Fasting enables humans to empathize with pangs of hunger and thus appreciate the blessings of food that we ordinarily take for granted.
Even though fasting falls once a year during Ramadan, a true believer must fast everyday of her/his life for the sake of gaining salvation and attaining blessings of the Creator. This is the fast of one’s inner self, the fast of the ear, eye, foot, hand, head, tongue, etc.
The word used in Qur’an al-Karim for fasting is ‘saum’; it occurs 13 times in the Qur’an, and it literally means ‘to abstain’. In one of his poems, Rumi explains the purpose of this abstinence as follows:
Man is like a lute, neither more nor less.
When the lute’s stomach is full,
It can’t lament, whether high or low.
If your brain and stomach burn from fasting,
Their fire will draw constant lamentation from your breast.
Through that fire you will burn a thousand veils at every instant,
You will ascend a thousand degrees on the Way and in your aspiration.
Here, Rumi suggests that abstinence is a way of becoming spiritually conscious, which brings ‘awareness’ of the divine. In a famous hadith, the Holy Prophet is believed to have referred to this idea of God-consciousness as ihsan, meaning excellence/perfection. The Prophet explained that ihsan means to worship God as though you see Him, and even if you can’t see Him, then to remember that He sees you. This attitude can cultivate and reinforce the moral character of a believer, who lives a life of piety and balance, without forsaking the good things of this world bestowed by God’s grace.
The Ismaili Muslim community, based on the teaching of our Imams and da’is, emphasizes both the zahiri and batini aspects of fasting. This is consistent with the approach of many other esoteric traditions amongst Muslims, both Shi’a and Sunni. The 11th Century Ismaili philosopher and da’i, Hamid al-Din al-Kirmani described Ismailis as alh al-‘ibadatayn, the community that gives importance to both dimensions of ibadat, zahiri and batini. Thus, fasting in the Ismaili Muslim community is not limited only to abstaining from food and drink, but also includes the fast of all our senses and limbs.
The spirit of a person gains strength when s/he tries to obey God’s commands and restrains her/himself from those acts that are prohibited by Him. Unless s/he does so, physical abstentions alone can’t be counted as complete fasting.
Our beloved Mawlana Hazar Imam (Aga Khan lV) has always recommended that our pursuit of happiness should be inclusive of both our spiritual, as well as our worldly responsibilities.
Let us take advantage of the noble month of Ramadan to reflect on His guidance and, through our prayers and piety, strengthen our relationship with Allah (May He be praised and exalted), and with all those around us.

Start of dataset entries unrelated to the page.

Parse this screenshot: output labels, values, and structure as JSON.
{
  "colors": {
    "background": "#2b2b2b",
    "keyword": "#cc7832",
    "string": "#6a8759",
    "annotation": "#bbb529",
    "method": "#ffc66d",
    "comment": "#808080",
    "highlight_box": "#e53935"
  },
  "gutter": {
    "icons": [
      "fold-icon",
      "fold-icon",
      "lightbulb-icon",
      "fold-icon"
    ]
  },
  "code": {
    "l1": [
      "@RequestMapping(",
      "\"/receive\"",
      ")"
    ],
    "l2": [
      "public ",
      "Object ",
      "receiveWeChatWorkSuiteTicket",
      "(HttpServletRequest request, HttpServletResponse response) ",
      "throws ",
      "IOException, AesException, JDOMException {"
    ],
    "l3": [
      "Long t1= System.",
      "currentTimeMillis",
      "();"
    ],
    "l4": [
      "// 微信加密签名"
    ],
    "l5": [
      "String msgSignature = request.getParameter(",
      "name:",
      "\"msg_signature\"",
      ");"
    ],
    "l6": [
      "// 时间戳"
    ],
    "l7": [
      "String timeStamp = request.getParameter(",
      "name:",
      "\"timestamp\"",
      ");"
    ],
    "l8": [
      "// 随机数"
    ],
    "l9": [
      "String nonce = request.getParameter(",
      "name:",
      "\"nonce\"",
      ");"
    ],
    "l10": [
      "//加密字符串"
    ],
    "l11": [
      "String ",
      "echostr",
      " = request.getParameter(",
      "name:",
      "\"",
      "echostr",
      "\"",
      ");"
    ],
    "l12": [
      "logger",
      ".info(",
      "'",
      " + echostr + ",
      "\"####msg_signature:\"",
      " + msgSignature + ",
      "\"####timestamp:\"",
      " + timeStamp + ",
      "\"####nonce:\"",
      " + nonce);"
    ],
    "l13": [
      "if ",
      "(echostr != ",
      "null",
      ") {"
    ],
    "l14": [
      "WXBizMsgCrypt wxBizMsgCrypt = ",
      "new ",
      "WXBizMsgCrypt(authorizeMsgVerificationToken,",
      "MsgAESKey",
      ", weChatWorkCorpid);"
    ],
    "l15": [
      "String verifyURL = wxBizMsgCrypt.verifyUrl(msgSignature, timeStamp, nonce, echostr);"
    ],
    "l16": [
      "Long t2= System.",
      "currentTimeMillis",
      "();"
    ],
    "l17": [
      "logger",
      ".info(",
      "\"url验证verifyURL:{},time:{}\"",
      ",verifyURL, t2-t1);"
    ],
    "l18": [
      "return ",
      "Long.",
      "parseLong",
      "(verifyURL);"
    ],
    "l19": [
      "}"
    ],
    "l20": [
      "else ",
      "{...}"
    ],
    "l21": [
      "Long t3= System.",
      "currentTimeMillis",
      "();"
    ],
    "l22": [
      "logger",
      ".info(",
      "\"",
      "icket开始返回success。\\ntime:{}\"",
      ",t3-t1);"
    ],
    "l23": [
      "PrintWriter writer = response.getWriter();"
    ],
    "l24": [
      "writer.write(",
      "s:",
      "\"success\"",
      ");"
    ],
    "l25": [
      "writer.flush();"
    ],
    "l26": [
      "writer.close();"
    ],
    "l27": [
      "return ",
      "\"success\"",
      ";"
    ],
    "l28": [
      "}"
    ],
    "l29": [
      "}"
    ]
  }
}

Recommended reading: “The Qur’an and Adab: The Shaping of Literary Traditions in Classical Islam” Edited by: Nuha Alshaar (2017 Hardcover) ISBN # 978-0-19-878718-1
MashaAllah! Ramdan Mubarak! Thanks for your article about the grace and blessings of the month of Ramadan. Beautiful writing, may God bless you for each words and also may God bless you abundantly for each word you wrote. Amin
Excellent article on Ramadan’s blessings. Ramadan Kareem💚
VERY ENLIGHTENING and heart warming presentation. Subhanallah!